This repository is for ingesting the OpenAIRE data dump into Google Bigquery. It has been reworked to make it easier to understand the task flow and for when future versions of the data dumps are released.
The current tables (v8.0.0, July 26 2024) are:
- communities_infrastructures
- organization
- software
- project
- otherresearchproduct_1 (just one part)
- datasource
- dataset (2 parts, dataset_1.tar and dataset_2.tar)
- publication (13 parts, from publciation_1 to publication_13.tar)
- relation (12 parts, from relation_1.tar to relation_12.tar)
Please see the following for more information:
https://zenodo.org/doi/10.5281/zenodo.3516917 (always resolves to the latest version of the dataset)
Before running the workflow, please make sure you install Python 3.8 from Deadsnakes. An helpful guide is here:
https://www.makeuseof.com/install-python-ubuntu/
The commands for Ubuntu 22.04:
sudo apt install software-properties-common -y
sudo add-apt-repository ppa:deadsnakes/ppa
sudo apt update
sudo apt install python3.8 python3.8-venv -y
Next, create a Python 3.8 virtual environment and install the required packages.

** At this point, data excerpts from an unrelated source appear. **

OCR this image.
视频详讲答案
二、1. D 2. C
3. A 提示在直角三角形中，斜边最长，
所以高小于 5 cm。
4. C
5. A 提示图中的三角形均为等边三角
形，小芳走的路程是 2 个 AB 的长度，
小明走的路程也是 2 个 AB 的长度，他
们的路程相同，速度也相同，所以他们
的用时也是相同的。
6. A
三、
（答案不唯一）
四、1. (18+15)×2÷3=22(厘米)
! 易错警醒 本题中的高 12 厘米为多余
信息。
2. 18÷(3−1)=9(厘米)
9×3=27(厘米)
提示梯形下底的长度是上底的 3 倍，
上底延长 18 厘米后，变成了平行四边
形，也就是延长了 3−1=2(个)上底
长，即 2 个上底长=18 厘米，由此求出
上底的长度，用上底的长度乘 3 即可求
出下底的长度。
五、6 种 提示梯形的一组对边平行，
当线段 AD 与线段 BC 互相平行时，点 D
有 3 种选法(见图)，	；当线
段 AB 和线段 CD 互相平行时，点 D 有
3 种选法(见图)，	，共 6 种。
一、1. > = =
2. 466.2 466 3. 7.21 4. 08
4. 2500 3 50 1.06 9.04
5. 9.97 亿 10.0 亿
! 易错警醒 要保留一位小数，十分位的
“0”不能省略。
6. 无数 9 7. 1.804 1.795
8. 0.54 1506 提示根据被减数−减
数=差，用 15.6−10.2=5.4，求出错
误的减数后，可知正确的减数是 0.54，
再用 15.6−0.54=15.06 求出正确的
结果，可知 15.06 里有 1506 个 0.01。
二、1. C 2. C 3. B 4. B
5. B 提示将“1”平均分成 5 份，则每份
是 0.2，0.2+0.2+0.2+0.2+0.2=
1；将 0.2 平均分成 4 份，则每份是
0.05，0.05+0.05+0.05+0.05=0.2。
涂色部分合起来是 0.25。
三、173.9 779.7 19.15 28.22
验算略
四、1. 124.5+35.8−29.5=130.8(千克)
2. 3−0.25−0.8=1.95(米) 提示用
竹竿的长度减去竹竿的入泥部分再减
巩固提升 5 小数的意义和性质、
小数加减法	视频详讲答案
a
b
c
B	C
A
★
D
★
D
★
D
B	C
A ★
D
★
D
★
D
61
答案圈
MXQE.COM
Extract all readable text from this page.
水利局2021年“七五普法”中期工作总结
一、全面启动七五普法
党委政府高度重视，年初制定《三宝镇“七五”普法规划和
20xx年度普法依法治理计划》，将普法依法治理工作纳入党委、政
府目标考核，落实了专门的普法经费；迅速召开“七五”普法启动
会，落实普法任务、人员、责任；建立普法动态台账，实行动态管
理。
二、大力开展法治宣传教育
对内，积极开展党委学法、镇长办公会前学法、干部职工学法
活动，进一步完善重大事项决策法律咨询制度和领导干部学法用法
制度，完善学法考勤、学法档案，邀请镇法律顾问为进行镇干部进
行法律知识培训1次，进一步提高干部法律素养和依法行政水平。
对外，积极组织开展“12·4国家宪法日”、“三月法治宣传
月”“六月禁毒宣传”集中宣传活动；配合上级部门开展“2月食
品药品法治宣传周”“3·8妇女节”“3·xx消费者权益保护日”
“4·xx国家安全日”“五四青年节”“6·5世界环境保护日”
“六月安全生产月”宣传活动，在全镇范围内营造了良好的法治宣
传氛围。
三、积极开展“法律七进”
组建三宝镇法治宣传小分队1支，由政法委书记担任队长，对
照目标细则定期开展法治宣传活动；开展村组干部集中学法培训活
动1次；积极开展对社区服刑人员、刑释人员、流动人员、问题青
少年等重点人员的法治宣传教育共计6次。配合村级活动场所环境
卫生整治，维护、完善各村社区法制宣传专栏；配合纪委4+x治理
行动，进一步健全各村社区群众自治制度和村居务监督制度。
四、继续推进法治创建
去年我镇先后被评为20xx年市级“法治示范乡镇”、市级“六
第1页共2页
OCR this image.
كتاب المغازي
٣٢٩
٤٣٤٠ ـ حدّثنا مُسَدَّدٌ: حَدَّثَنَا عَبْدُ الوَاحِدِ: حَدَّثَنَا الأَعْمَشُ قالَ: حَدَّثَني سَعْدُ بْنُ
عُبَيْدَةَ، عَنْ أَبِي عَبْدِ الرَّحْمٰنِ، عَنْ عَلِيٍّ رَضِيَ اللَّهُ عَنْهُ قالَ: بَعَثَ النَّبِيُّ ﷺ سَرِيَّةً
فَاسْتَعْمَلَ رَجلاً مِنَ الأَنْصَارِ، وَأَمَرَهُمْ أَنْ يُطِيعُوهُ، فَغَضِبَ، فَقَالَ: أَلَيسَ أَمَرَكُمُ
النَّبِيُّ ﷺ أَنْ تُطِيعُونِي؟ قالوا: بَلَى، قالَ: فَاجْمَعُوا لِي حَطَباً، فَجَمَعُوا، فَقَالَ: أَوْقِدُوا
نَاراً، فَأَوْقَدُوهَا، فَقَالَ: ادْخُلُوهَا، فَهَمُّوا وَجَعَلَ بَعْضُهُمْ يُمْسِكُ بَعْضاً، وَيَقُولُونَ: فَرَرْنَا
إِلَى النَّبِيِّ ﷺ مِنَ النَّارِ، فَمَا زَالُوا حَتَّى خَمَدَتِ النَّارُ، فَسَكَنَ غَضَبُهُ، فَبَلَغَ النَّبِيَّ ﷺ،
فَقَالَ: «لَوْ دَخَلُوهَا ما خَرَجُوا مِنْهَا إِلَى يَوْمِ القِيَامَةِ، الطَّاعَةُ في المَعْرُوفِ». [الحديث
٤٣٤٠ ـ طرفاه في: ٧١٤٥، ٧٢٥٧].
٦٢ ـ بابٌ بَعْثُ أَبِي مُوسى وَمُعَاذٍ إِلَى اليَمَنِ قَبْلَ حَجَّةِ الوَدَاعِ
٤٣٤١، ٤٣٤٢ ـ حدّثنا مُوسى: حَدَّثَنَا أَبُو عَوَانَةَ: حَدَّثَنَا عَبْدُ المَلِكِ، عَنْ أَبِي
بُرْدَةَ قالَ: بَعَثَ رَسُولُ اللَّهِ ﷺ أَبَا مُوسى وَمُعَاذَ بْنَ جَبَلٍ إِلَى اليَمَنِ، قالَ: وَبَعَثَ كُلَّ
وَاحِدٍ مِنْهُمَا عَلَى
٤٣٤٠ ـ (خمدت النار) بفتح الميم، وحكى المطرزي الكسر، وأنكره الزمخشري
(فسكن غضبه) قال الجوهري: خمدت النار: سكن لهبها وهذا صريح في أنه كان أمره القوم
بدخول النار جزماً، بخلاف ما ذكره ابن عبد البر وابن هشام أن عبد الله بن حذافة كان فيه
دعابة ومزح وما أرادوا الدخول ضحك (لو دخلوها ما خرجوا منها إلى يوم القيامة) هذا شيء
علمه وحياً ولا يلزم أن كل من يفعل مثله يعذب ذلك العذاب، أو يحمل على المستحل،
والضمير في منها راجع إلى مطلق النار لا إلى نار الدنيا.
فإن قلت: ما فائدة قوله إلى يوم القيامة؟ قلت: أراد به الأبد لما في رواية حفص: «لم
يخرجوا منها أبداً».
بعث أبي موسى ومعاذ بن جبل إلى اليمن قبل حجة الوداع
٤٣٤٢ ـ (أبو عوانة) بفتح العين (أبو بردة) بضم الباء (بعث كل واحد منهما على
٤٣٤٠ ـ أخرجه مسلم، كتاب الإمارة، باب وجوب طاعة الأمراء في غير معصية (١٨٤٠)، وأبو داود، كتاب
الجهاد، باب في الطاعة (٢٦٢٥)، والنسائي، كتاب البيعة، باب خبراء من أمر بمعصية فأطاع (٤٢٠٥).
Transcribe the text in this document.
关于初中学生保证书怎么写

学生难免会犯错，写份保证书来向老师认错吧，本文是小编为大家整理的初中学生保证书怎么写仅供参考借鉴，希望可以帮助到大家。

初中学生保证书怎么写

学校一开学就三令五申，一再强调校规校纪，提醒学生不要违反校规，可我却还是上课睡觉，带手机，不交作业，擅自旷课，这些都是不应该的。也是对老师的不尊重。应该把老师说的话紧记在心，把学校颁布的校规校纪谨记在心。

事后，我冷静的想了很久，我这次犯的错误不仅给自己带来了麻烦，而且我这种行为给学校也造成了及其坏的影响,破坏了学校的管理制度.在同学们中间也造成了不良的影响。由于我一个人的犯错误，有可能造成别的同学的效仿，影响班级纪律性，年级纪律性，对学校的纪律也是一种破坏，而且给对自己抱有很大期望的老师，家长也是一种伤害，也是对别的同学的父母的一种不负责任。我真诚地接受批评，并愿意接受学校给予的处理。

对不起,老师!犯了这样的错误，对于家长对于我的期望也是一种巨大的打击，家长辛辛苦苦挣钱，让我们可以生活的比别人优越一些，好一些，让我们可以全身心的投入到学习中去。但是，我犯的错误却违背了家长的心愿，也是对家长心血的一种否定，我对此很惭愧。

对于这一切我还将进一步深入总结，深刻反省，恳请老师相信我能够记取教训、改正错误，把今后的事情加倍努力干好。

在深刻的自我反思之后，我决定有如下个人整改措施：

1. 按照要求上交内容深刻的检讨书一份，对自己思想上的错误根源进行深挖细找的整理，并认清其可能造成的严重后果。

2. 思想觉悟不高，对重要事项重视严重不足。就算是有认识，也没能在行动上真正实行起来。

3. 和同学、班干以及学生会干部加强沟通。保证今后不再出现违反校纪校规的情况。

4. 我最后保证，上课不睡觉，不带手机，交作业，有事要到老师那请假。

Creating the python virtual environment:
python3.8 -m venv /path/to/virtual/environment
Enter the python virtual environment:
source /path/to/virtual/environment/bin/activate
Install the required packages:
pip install -r requirements.txt
The configuration for the workflow is stored in the config.yaml
file.
Please look through and edit the parameters as needed, for example; zenodo_url_path
and the release_date
, as these will change for each release of the data dump.
You will need to set an appropriate working_path
of where the workflow will download and decompress the OpenAIRE data. Please note that the workflow requires ~500Gb of free disk space to run. You will also need to provide an absolute path to the credential file for the service account that can access Google Cloud services. This is stored under the google_secret_path
variable in the config file. Please see the following to assist with creating a Google service account with the required permissions for the workflow:
The list of tables that will be processed by the workflow is under the "tables" section of the config file. This is where the parameters for each table is set:
- The name of the table
- num_parts: The number of tar parts of the table on Zenodo.
- alt_name: Optional. Alternate name of the part files on Zenodo, if any.
- remove_nulls: Optional. Suspect columns where nulls are required to be removed.
This part of the config file defines the parameters used for connecting to the Google Cloud services.
- project_id: The Google project ID of there the data will be stored.
- dataset_id: Name of the dataset in Google Bigquery where the final tables will be imported. This will be created if it does not already exist.
- bucket_id: The name of the Google Cloud Storage bucket of where the data will be imported.
- bucket_folder: Path in the Google Cloud bucket of where the downloaded OpenAIRE data will be uploaded to.
- data_location: Location of the Google Cloud data centre of where the data will be held.
To run the workflow, it is recommended that you run it in the background process, like so (using a bash terminal):
python3 main.py --config-path=config.yaml &> workflow_output.log &
and then view the status of the workflow using the tail command,
tail -f workflow_output.log
The following are the tasks that the workflow performs:
- Setup: The workflow will initialise the parameters for the workflow.
- Download: Download the required part *.tar files of the tables from Zenodo.
- Decompress: Unpacks the *.tar files to get the part-*****.json.gz files.
- Transform: Removes any potential nulls/Nones from suspect columns defined in the config file and outputs them as part-*_NR.json.gz, the 'NR' stands for 'nulls removed'.
- GCS Upload: Uploads the part files for each table to the bucket_id and bucket_folder provided.
- BQ Import: Imports the table data from GCS to BQ, using the schemas defined in "database/schemas/".
- Cleanup: Removes downloaded and decompressed files to free up disk space.
Please note that the "publication" table had issues in the "source" field when importing. Bigquery was not able to import the table with entries of:
["Crossref",null]
as there were both strings and nulls contained in a list. The "source" field is defined in the config.yaml file and the workflow will automatically process and use the cleaned data for the import to Bigquery.
Direct schemas (with descriptions) for the following tables are provided on Zenodo:
https://zenodo.org/doi/10.5281/zenodo.4238938 (always resolves to the latest version of the schemas)
- community_infrastructure
- datasource
- organization
- project
- relation
The rest of the descriptions for the data for the software, publication, dataset and otherresearchproduct tables are stored in the results schema since these are merged into a larger relational table. The relevant descriptions have been pulled out from the results schema and put into the software, publication, dataset and otherresearchproduct schema files.